Music Business Worldwideによれば、Primary Waveは、Kobalt Music の筆頭株主の米プライベート・エクイティのフランシスコ・パートナーズと過去数ヶ月に渡り協議を進めてきたとされる。Kobalt Musicの株主構成は、フランシスコ・パートナーズが90%の支配持ち分を保有し、ダンディーパートナーズ、「SONGS」の愛称で知られる音楽出版社Songs Music Publishingの創業者マット・ピンカス (Matt Pincus)、Kobalt創業者兼会長のウィラード・アードリッツ (Willard Ahdritz)が名を連ねている。
Billboardによれば、Primary Waveが買収に成功した場合、売却額は15億ドル (約2360億円)を超える可能性があると報じている。
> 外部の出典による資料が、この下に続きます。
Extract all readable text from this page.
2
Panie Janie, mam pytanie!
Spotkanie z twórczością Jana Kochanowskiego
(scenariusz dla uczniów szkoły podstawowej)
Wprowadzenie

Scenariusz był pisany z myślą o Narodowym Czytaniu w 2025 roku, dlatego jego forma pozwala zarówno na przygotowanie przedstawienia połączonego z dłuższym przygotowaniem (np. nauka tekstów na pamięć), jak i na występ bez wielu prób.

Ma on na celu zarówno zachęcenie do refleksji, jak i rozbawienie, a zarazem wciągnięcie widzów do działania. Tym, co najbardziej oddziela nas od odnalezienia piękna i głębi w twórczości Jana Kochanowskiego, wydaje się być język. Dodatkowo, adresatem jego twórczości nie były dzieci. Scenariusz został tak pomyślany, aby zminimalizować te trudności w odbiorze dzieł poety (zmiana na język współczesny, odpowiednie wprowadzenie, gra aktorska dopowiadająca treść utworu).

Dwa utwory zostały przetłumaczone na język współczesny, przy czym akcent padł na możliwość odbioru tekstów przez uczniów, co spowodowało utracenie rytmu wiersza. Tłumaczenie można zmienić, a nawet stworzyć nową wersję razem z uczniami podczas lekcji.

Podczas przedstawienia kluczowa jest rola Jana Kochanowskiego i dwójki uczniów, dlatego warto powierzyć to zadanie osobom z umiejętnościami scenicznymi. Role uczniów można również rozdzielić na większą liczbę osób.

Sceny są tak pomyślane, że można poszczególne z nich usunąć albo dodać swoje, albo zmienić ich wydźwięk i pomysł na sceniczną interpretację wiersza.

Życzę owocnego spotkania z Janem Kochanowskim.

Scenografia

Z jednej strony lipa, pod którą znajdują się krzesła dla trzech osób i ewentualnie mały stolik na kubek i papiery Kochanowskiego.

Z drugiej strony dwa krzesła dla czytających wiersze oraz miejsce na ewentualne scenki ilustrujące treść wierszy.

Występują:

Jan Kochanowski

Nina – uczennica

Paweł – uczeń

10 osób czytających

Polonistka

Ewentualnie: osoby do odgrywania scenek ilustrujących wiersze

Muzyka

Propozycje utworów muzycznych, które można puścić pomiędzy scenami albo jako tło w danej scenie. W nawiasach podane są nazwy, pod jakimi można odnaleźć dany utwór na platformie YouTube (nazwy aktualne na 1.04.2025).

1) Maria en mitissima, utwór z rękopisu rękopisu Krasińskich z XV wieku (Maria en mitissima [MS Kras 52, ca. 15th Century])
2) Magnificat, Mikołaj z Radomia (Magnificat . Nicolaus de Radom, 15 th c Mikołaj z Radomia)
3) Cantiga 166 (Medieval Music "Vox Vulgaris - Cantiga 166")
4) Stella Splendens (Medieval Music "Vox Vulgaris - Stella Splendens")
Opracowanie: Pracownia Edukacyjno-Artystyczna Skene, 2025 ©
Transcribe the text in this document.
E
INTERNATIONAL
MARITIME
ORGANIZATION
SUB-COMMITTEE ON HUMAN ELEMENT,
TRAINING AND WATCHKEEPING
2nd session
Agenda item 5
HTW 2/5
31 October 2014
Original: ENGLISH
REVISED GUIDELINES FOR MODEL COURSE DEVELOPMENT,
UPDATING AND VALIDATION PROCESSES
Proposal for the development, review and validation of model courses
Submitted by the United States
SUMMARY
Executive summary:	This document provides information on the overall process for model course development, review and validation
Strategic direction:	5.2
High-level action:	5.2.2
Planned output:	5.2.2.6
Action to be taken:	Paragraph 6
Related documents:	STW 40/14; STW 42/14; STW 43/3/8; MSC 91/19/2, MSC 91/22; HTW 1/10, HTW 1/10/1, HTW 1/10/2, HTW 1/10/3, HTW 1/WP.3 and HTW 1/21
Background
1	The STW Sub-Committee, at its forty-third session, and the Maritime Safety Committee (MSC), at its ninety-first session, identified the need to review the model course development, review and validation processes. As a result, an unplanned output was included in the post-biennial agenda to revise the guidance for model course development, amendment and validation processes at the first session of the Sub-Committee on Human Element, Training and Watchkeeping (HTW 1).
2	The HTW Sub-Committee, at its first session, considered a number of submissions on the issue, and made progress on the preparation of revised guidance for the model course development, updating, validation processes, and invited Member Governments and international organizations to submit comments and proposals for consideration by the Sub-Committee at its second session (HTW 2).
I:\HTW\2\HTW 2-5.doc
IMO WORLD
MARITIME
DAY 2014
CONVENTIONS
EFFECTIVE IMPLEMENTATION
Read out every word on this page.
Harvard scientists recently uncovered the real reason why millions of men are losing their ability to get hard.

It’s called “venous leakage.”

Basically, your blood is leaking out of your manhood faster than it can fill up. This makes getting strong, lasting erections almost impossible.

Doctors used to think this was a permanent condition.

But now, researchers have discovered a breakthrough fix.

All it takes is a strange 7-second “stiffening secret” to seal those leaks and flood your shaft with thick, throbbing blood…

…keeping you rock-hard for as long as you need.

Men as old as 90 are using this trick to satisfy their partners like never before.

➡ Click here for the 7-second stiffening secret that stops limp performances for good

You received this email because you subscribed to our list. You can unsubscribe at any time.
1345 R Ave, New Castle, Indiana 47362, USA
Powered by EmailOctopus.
これには、2023年にKobaltがモルガン・スタンレーと共同設立した、著作権買収目的の権利取得ビークル (権利スキーム)が含まれる。Kobalt Musicの企業価値は、2022年9月にフランシスコ・パートナーズが株式過半数を取得し同社を買収した当時は、7億5000万ドル (約1180億円)と評価された。
Primary Waveは、過去10年あまりで、世界的なヒット曲や著名アーティストのカタログ権利を次々と取得し、音楽IPポートフォリオを拡大させ、短期間で音楽権利売却先としての存在を確立させた。権利の対象には、プリンス、ホイットニー・ヒューストン、ボブ・マーリー、スティーヴィー・ニックス、ジェームス・ブラウン、ノトーリアスBIG、直近ではブリトニー・スピアーズなどが含まれる。同社の企業評価額は約60億ドル規模 (約9500億円)となる。
Music Business Worldwideは交渉の進捗として、フランシスコ・パートナーズがKobalt買収後も業績は改善が続いていること、KobaltのCEOのローラン・ユベール (Laurent Hubert)は売却を急いでいないこと、さらに買い手として価格合意を目指して交渉しているのはPrimary Waveのみと伝えている。
仮に取引が成立し、二社が統合されれば、巨大な音楽企業が誕生することとなる。世界で知られた数々ヒット曲やレガシーアーティストを含むカタログ権利を保有しつつ、Kobaltの強みとして知られる著作権管理・徴収・分配サービス (アドミニストレーション・サービス)、さらにはDSPからのメカニカルライツおよびパフォーマンスライツ収益を直接徴収する組織「AMRA」、そして著作権管理プラットフォーム「Kosign」も統合される。
これらの機能を取り込むことで、Primary Waveは、これまで他社に頼ってきた管理サービスを内製化できるため、各国の著作権徴収団体やサブパブリッシャーに支払ってきた手数料や管理費用を低く抑えることができるようになる。これによって、自社でカタログ楽曲運用の主導権を握り、収益性を引き上げることが狙いとみられている。